The decision model utilizes stress testing (stress ECG, stress echocardiography or stress myocardial perfusion scintigraphy [MPS]) and CCTA for evaluation of suspected CAD. All possible combinations of stress tests and CCTA were evaluated. Patients with a positive stress/CCTA evaluation underwent cardiac catheterization. Values of sensitivity and specificity for stress tests and CCTA from the published literature were entered into the decision tree. Costs were evaluated as a function of CAD prevalence based upon Medicare fee schedules from 2009, 2010 and 2011.

The researchers found that the combination of CCTA with any stress study results in a decreased false-positive rate relative to a stress study alone. The false-positive rate is minimized when CCTA is combined with stress echocardiography. “For diagnostic value, if the suspicion of coronary disease is below 20 percent, you’re probably best to go with the stress echo first, but if the suspicion of the disease is between 20 and 50 percent, you’re best to start with CT,” Halpern said. 

Also, the reimbursement for CCTA was reduced each year from 2009 to 2011, with an overall reduction of 39 percent. Specifically, Halpern said that the global Medicare reimbursement dropped from approximately $680 in 2009 to less than $400 in 2011. Reimbursement for other stress studies was reduced by 7 to 12 percent over the same two-year period.

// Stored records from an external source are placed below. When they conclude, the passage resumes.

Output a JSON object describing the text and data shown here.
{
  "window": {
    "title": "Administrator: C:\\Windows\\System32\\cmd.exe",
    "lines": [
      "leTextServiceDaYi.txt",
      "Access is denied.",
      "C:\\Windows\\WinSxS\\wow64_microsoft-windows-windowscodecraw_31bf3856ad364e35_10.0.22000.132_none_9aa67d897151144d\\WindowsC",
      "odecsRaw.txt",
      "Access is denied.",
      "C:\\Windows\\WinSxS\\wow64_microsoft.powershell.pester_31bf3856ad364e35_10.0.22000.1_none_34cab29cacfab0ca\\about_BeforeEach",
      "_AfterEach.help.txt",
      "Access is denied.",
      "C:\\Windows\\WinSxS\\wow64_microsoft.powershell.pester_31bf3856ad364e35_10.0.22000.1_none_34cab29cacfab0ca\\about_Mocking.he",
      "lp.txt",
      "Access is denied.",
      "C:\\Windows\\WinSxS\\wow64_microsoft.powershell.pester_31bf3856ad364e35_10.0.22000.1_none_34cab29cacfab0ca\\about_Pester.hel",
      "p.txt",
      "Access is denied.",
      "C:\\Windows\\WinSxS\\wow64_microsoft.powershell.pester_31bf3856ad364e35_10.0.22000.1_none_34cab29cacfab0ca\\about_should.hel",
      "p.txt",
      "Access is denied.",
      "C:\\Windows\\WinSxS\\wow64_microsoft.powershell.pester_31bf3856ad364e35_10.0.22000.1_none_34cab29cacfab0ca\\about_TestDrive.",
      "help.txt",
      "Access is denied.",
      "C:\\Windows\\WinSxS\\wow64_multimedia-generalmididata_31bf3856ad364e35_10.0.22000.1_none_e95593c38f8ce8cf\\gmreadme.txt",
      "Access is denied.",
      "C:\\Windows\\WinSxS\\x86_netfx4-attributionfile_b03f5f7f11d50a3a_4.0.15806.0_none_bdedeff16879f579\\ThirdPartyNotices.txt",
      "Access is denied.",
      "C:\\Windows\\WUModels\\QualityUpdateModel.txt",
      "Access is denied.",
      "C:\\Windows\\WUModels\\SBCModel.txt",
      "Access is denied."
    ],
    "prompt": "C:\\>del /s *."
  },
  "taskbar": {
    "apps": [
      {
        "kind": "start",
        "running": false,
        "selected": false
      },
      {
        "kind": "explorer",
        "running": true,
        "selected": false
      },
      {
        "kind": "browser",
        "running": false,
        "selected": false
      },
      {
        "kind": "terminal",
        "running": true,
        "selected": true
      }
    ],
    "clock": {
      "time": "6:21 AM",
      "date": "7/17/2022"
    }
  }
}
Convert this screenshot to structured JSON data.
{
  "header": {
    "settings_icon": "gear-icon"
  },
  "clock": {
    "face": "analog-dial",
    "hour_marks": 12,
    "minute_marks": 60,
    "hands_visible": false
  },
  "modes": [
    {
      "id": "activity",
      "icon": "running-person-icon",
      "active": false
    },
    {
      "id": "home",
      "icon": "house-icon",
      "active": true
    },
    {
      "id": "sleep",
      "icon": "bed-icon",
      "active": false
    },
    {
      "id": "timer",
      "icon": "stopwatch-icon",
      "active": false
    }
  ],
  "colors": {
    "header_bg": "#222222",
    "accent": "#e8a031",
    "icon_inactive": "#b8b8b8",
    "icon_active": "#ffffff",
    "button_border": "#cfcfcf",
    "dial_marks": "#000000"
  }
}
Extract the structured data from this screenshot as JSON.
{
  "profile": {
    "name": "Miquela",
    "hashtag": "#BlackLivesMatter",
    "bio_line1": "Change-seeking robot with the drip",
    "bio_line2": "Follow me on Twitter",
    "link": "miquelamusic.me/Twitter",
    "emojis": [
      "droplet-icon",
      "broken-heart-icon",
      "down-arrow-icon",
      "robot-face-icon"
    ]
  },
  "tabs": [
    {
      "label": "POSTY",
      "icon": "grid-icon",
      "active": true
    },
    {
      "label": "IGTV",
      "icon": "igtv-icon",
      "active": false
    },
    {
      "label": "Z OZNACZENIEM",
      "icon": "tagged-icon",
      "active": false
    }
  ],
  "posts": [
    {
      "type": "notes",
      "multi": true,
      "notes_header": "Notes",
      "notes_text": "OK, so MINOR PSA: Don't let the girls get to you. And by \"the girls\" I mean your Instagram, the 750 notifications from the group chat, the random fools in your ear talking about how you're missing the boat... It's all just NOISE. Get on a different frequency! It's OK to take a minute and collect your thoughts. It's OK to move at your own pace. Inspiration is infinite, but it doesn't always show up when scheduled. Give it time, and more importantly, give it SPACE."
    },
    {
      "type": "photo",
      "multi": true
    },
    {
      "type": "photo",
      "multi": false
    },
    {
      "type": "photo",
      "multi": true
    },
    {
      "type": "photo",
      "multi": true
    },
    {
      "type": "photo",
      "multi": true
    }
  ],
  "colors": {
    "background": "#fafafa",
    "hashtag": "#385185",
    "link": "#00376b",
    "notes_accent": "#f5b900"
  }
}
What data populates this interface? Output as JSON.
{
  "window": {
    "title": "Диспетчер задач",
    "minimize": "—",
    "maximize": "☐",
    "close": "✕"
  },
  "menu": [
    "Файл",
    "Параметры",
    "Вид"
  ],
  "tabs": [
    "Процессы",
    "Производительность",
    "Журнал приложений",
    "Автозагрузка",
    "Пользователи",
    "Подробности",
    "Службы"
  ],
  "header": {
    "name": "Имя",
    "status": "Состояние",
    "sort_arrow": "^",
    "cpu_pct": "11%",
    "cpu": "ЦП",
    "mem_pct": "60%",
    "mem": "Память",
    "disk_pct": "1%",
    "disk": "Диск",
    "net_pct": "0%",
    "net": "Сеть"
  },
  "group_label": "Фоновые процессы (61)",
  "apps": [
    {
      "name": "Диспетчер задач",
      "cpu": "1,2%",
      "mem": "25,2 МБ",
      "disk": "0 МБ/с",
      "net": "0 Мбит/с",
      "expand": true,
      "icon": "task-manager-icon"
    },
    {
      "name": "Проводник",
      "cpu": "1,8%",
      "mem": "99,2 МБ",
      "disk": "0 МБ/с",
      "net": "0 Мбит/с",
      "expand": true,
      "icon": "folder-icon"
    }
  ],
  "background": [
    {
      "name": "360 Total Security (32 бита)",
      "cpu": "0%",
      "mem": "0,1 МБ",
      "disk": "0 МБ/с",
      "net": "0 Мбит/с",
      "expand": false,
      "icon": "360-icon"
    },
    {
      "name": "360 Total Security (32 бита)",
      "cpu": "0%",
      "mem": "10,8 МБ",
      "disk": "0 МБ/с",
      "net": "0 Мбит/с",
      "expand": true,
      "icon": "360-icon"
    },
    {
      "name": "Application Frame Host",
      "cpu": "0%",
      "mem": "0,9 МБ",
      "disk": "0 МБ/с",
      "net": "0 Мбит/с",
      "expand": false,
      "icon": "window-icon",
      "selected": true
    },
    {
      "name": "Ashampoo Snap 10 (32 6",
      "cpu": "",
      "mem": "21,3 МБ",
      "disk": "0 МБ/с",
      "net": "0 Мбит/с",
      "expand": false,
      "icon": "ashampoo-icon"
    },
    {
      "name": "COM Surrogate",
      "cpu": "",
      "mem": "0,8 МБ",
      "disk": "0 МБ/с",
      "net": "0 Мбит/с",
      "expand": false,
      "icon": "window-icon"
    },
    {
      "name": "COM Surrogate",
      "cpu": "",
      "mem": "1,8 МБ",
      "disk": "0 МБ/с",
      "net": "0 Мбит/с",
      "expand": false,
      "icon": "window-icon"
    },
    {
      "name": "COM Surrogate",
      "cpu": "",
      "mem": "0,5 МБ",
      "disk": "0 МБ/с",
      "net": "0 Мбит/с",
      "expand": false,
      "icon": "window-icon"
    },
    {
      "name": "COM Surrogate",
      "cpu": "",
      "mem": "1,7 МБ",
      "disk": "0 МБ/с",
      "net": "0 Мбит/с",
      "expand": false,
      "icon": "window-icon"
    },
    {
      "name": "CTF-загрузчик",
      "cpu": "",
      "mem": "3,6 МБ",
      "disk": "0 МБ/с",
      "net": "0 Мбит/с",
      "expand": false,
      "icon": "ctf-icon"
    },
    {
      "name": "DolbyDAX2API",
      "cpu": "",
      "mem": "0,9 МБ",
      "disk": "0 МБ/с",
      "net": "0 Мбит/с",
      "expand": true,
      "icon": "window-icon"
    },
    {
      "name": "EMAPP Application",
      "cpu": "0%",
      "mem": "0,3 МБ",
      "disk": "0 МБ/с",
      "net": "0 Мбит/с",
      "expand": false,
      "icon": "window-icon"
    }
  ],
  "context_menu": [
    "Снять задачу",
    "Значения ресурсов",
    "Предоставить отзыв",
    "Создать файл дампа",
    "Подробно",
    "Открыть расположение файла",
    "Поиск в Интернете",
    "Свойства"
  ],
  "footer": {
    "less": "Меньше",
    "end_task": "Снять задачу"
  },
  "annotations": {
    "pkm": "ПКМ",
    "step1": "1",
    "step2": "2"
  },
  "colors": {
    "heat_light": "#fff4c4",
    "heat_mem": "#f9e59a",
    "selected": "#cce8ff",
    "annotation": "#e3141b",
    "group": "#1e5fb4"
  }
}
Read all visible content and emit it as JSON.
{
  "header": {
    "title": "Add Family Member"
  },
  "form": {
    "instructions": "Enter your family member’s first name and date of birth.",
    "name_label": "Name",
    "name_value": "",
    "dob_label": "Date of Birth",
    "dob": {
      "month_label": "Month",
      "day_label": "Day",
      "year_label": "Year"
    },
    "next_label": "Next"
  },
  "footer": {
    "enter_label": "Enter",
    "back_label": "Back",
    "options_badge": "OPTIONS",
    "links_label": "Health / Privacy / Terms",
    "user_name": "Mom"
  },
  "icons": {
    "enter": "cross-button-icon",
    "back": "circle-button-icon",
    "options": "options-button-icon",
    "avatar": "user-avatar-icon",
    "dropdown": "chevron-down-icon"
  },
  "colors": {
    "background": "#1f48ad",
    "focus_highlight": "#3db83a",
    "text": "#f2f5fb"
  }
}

Halpern reported that the stress test followed by CCTA results in lower imaging costs as compared to stress testing alone for any disease prevalence below 60 to 70 percent.

“Imaging costs are minimized by a strategy that employs stress ECG followed by CCTA,” the researchers concluded. “MPS alone is the most expensive diagnostic option for evaluation of CAD, and has become increasingly more expensive as compared to other options based upon changing reimbursement from 2009 to 2011.” 

Thus, Halpern said that the evaluation of coronary disease may be optimized by an appropriate combination of stress testing and CCTA to reduce imaging costs and unnecessary cardiac catheterizations.